It is no wonder that Craig Addison, the former editor of Electronic Business Asia magazine, wrote an essay for the International Herald Tribune (September 29, 2000), headlined “A 'Silicon Shield' Protects Taiwan from China.” He argued that “Silicon-based products, such as computers and networking systems, form the basis of the digital economies in the United States, Japan and other developed nations. In the past decade, Taiwan has become the third-largest information technology hardware producer after the United States and Japan. Military aggression by China against Taiwan would cut off a large portion of the world's supply of these products... Such a development would wipe trillions of dollars off the market value of technology companies listed in the United States, Japan and Europe.” Even if China's leaders, like former president Jiang Zemin, who was once minister of electronics, lose sight of how integrated China and Taiwan are in the world's computer supply chain, they need only ask their kids for an update. Jiang Zemin's son, Jiang Mianheng, wrote Addison, “is a partner in a wafer fabrication project in Shanghai with Winston Wang of Taiwan's Grace T.H.W. Group.” And it is not just Taiwanese. Hundreds of big American tech companies now have R & D operations in China; a war that disrupted them could lead not only to the companies moving their plants elsewhere but also to a significant loss of R & D investment in China, which the Beijing government has been betting on to advance its development. Such a war could also, depending on how it started, trigger a widespread American boycott of Chinese goods-if China were to snuff out the Taiwanese democracy-which would lead to serious economic turmoil inside China.
The Dell Theory had its first real test in December 2004, when Taiwan held parliamentary elections. President Chen Shui-bian's pro-independence Democratic Progressive Party was expected to win the legislative runoff over the main opposition Nationalist Party, which favored closer ties with Beijing. Chen framed the election as a popular referendum on his proposal to write a new constitution that would formally enshrine Taiwan's independence, ending the purposely ambiguous status quo. Had Chen won and moved ahead on his agenda to make Taiwan its own motherland, as opposed to maintaining the status quo fiction that it is a province of the mainland, it could have led to a Chinese military assault on Taiwan. Everyone in the region was holding his or her breath. And what happened? Motherboards won over motherland. A majority of Taiwanese voted against the pro-independence governing party legislative candidates, ensuring that the DPP would not have a majority in parliament. I believe the message Taiwanese voters were sending was not that they never want Taiwan to be independent. It was that they do not want to upset the status quo right now, which has been so beneficial to so many Taiwanese. The voters seemed to understand clearly how interwoven they had become with the mainland, and they wisely opted to maintain their de facto independence rather than force de jure independence, which might have triggered a Chinese invasion and a very uncertain future.

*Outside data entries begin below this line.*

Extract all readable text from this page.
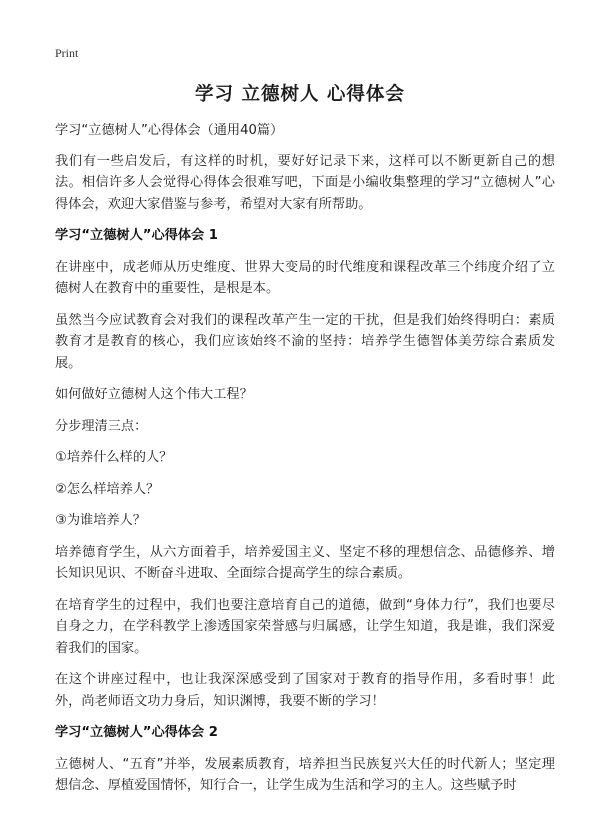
Print
学习 立德树人 心得体会

学习“立德树人”心得体会（通用40篇）

我们有一些启发后，有这样的时机，要好好记录下来，这样可以不断更新自己的想法。相信许多人会觉得心得体会很难写吧，下面是小编收集整理的学习“立德树人”心得体会，欢迎大家借鉴与参考，希望对大家有所帮助。

学习“立德树人”心得体会 1

在讲座中，成老师从历史维度、世界大变局的时代维度和课程改革三个纬度介绍了立德树人在教育中的重要性，是根是本。

虽然当今应试教育会对我们的课程改革产生一定的干扰，但是我们始终得明白：素质教育才是教育的核心，我们应该始终不渝的坚持：培养学生德智体美劳综合素质发展。

如何做好立德树人这个伟大工程？

分步理清三点：

①培养什么样的人？

②怎么样培养人？

③为谁培养人？

培养德育学生，从六方面着手，培养爱国主义、坚定不移的理想信念、品德修养、增长知识见识、不断奋斗进取、全面综合提高学生的综合素质。

在培育学生的过程中，我们也要注意培育自己的道德，做到“身体力行”，我们也要尽自身之力，在学科教学上渗透国家荣誉感与归属感，让学生知道，我是谁，我们深爱着我们的国家。

在这个讲座过程中，也让我深深感受到了国家对于教育的指导作用，多看时事！此外，尚老师语文功力身后，知识渊博，我要不断的学习！

学习“立德树人”心得体会 2

立德树人、“五育”并举，发展素质教育，培养担当民族复兴大任的时代新人；坚定理想信念、厚植爱国情怀，知行合一，让学生成为生活和学习的主人。这些赋予时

Warning: What I said when I put forth the McDonald's theory, I would repeat even more strenuously with the Dell Theory: It does not make wars obsolete. And it does not guarantee that governments will not engage in wars of choice, even governments that are part of major supply chains. To suggest so would be naive. It guarantees only that governments whose countries are enmeshed in global supply chains will have to think three times, not just twice, about engaging in anything but a war of self-defense. And if they choose to go to war anyway, the price they will pay will be ten times higher than it was a decade ago and probably ten times higher than whatever the leaders of that country think. It is one thing to lose your McDonald's. It's quite another to fight a war that costs you your place in a twenty-first-century supply chain that may not come back around for a long time.